Commending the initiative, the state commissioner for Women Affairs and Social Development, Hon. Adeleye-Oladapo, described the programme as a meaningful shift from symbolic celebrations to tangible empowerment.
“This initiative goes beyond celebrating International Women’s Day. It delivers real opportunities for transformation.
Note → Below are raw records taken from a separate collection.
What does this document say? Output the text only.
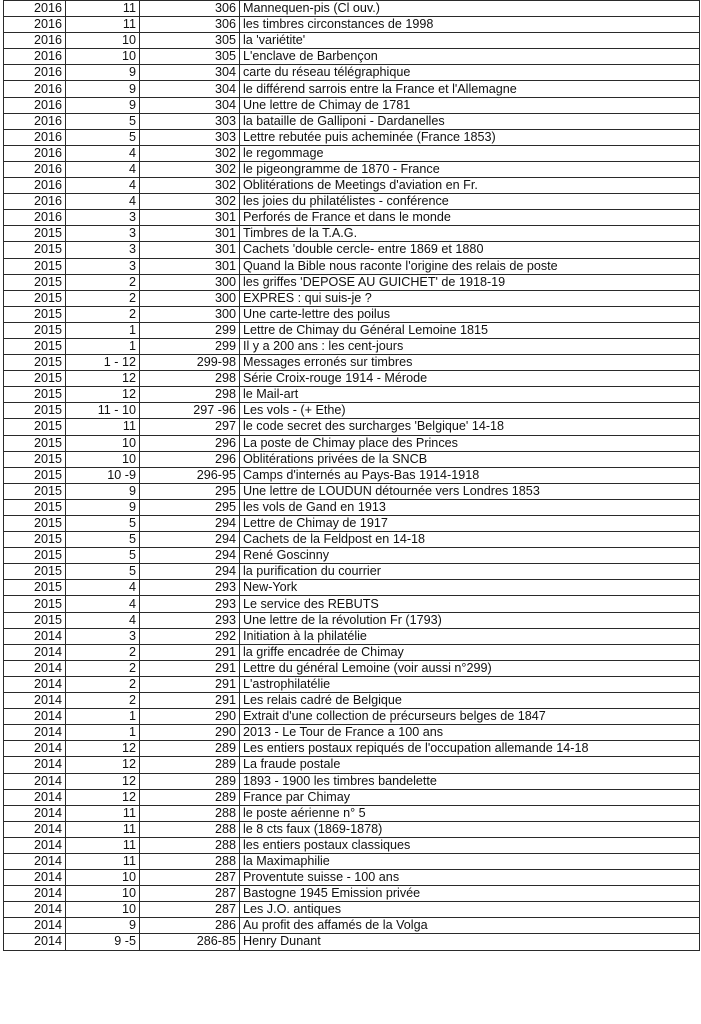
2016	11	306	Mannequen-pis (Cl ouv.)
2016	11	306	les timbres circonstances de 1998
2016	10	305	la 'variétite'
2016	10	305	L'enclave de Barbençon
2016	9	304	carte du réseau télégraphique
2016	9	304	le différend sarrois entre la France et l'Allemagne
2016	9	304	Une lettre de Chimay de 1781
2016	5	303	la bataille de Galliponi - Dardanelles
2016	5	303	Lettre rebutée puis acheminée (France 1853)
2016	4	302	le regommage
2016	4	302	le pigeongramme de 1870 - France
2016	4	302	Oblitérations de Meetings d'aviation en Fr.
2016	4	302	les joies du philatélistes - conférence
2016	3	301	Perforés de France et dans le monde
2015	3	301	Timbres de la T.A.G.
2015	3	301	Cachets 'double cercle- entre 1869 et 1880
2015	3	301	Quand la Bible nous raconte l'origine des relais de poste
2015	2	300	les griffes 'DEPOSE AU GUICHET' de 1918-19
2015	2	300	EXPRES : qui suis-je ?
2015	2	300	Une carte-lettre des poilus
2015	1	299	Lettre de Chimay du Général Lemoine 1815
2015	1	299	Il y a 200 ans : les cent-jours
2015	1 - 12	299-98	Messages erronés sur timbres
2015	12	298	Série Croix-rouge 1914 - Mérode
2015	12	298	le Mail-art
2015	11 - 10	297 -96	Les vols - (+ Ethe)
2015	11	297	le code secret des surcharges 'Belgique' 14-18
2015	10	296	La poste de Chimay place des Princes
2015	10	296	Oblitérations privées de la SNCB
2015	10 -9	296-95	Camps d'internés au Pays-Bas 1914-1918
2015	9	295	Une lettre de LOUDUN détournée vers Londres 1853
2015	9	295	les vols de Gand en 1913
2015	5	294	Lettre de Chimay de 1917
2015	5	294	Cachets de la Feldpost en 14-18
2015	5	294	René Goscinny
2015	5	294	la purification du courrier
2015	4	293	New-York
2015	4	293	Le service des REBUTS
2015	4	293	Une lettre de la révolution Fr (1793)
2014	3	292	Initiation à la philatélie
2014	2	291	la griffe encadrée de Chimay
2014	2	291	Lettre du général Lemoine (voir aussi n°299)
2014	2	291	L'astrophilatélie
2014	2	291	Les relais cadré de Belgique
2014	1	290	Extrait d'une collection de précurseurs belges de 1847
2014	1	290	2013 - Le Tour de France a 100 ans
2014	12	289	Les entiers postaux repiqués de l'occupation allemande 14-18
2014	12	289	La fraude postale
2014	12	289	1893 - 1900 les timbres bandelette
2014	12	289	France par Chimay
2014	11	288	le poste aérienne n° 5
2014	11	288	le 8 cts faux (1869-1878)
2014	11	288	les entiers postaux classiques
2014	11	288	la Maximaphilie
2014	10	287	Proventute suisse - 100 ans
2014	10	287	Bastogne 1945 Emission privée
2014	10	287	Les J.O. antiques
2014	9	286	Au profit des affamés de la Volga
2014	9 -5	286-85	Henry Dunant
When you empower a woman, you empower a family and, ultimately, society,” she stated.
She further praised Fidelity Bank for complementing the efforts of the Ogun State Government under the leadership of Governor Dapo Abiodun in advancing women’s economic empowerment.
She urged beneficiaries to make productive use of the equipment, stressing that the true value of the initiative lies in its long-term impact on livelihoods and community development.
The “Give Her Power” initiative stands out as a prime example of Fidelity Bank’s sustained commitment to building pathways for individuals to thrive, businesses to grow, and communities to prosper through inclusive empowerment programmes.
Ranked among the best banks in Nigeria, Fidelity Bank Plc is a full-fledged Commercial Deposit Money Bank serving over 10 million customers through digital banking channels, its 255 business offices in Nigeria and United Kingdom subsidiary, FidBank UK Limited.
The Bank is a recipient of multiple local and international Awards, including the 2024 Excellence in Digital Transformation & MSME Banking Award by BusinessDay Banks and Financial Institutions (BAFI) Awards; the 2024 Most Innovative Mobile Banking Application award for its Fidelity Mobile App by Global Business Outlook, and the 2024 Most Innovative Investment Banking Service Provider award by Global Brands Magazine. Additionally, the Bank was recognized as the Best Bank for SMEs in Nigeria by the Euromoney Awards for Excellence and as the Export Financing Bank of the Year by the BusinessDay Banks and Financial Institutions (BAFI) Awards.